ABYSMAL DAWN - Obsolescence

October 27, 2014, 9 years ago

(Relapse Records)

Greg Pratt

Rating: 8.0

review heavy metal abysmal dawn

ABYSMAL DAWN - Obsolescence

If you go searching around on this here site for my review of Abysmal Dawn's 2011 disc, Leveling The Plane Of Existence, you will find everything I was about to say about this album: somewhere between Obituary and Morbid Angel lays this pure US death institution's sound, along with some blackened tones (see the guitar work in opener "Human Obsolescence") and even some Celtic Frost influence throughout (it's subtle, but it's there enough for me to notice, just like last time). Abysmal Dawn have slowly but surely become one of modern death's most reliable bands, the LA-based crew on their fourth album proving that consistency is their game (2006, 2008. 2011, and 2014, and four albums that are all very solid and very reliable).
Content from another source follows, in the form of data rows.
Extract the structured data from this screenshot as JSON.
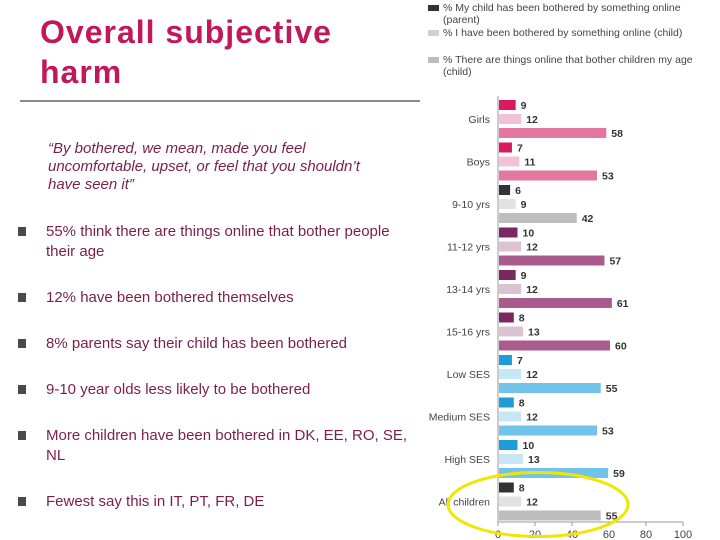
{
  "title": "Overall subjective harm",
  "quote": "“By bothered, we mean, made you feel uncomfortable, upset, or feel that you shouldn’t have seen it”",
  "bullets": [
    "55% think there are things online that bother people their age",
    "12% have been bothered themselves",
    "8% parents say their child has been bothered",
    "9-10 year olds less likely to be bothered",
    "More children have been bothered in DK, EE, RO, SE, NL",
    "Fewest say this in IT, PT, FR, DE"
  ],
  "chart_data": {
    "type": "bar",
    "orientation": "horizontal",
    "legend_position": "top",
    "series": [
      {
        "name": "% My child has been bothered by something online (parent)",
        "legend_color": "#333333",
        "values": [
          9,
          7,
          6,
          10,
          9,
          8,
          7,
          8,
          10,
          8
        ]
      },
      {
        "name": "% I have been bothered by something online (child)",
        "legend_color": "#d0d0d0",
        "values": [
          12,
          11,
          9,
          12,
          12,
          13,
          12,
          12,
          13,
          12
        ]
      },
      {
        "name": "% There are things online that bother children my age (child)",
        "legend_color": "#bcbcbc",
        "values": [
          58,
          53,
          42,
          57,
          61,
          60,
          55,
          53,
          59,
          55
        ]
      }
    ],
    "categories": [
      "Girls",
      "Boys",
      "9-10 yrs",
      "11-12 yrs",
      "13-14 yrs",
      "15-16 yrs",
      "Low SES",
      "Medium SES",
      "High SES",
      "All children"
    ],
    "group_colors": [
      [
        "#d81b60",
        "#f3c1d4",
        "#e3779f"
      ],
      [
        "#d81b60",
        "#f3c1d4",
        "#e3779f"
      ],
      [
        "#333333",
        "#e2e2e2",
        "#bdbdbd"
      ],
      [
        "#7a2860",
        "#dcc3d4",
        "#a95b8d"
      ],
      [
        "#7a2860",
        "#dcc3d4",
        "#a95b8d"
      ],
      [
        "#7a2860",
        "#dcc3d4",
        "#a95b8d"
      ],
      [
        "#1f9bd7",
        "#c7e7f6",
        "#72c3ea"
      ],
      [
        "#1f9bd7",
        "#c7e7f6",
        "#72c3ea"
      ],
      [
        "#1f9bd7",
        "#c7e7f6",
        "#72c3ea"
      ],
      [
        "#333333",
        "#e2e2e2",
        "#bdbdbd"
      ]
    ],
    "xlim": [
      0,
      100
    ],
    "xticks": [
      "0",
      "20",
      "40",
      "60",
      "80",
      "100"
    ],
    "highlight": {
      "target": "All children",
      "color": "#f2e600"
    }
  }
}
When I listen to any given one-minute part of, say, deathgrind bruiser "Devouring The Essence Of God" or groove-DM blaster "One Percent Incomplete" (a great mid-album one-two punch), this sounds like it can rival its predecessor's 8.5, and it can... but given some context, and given that a few more years of an unreal amount of extreme metal has passed and it's hard to justify going above an 8.0 for an album that isn't advancing much from the last (although "The Inevitable Return To Darkness" is a great moody step forward), this one is stuck at 8.0, which ain't a bad place to be. But the thing is, I don't actually want more from Abysmal Dawn; they give what they give perfectly, and in an era where technical death metal has tired itself out, the band's relatively no-frills approach to death is extremely refreshing.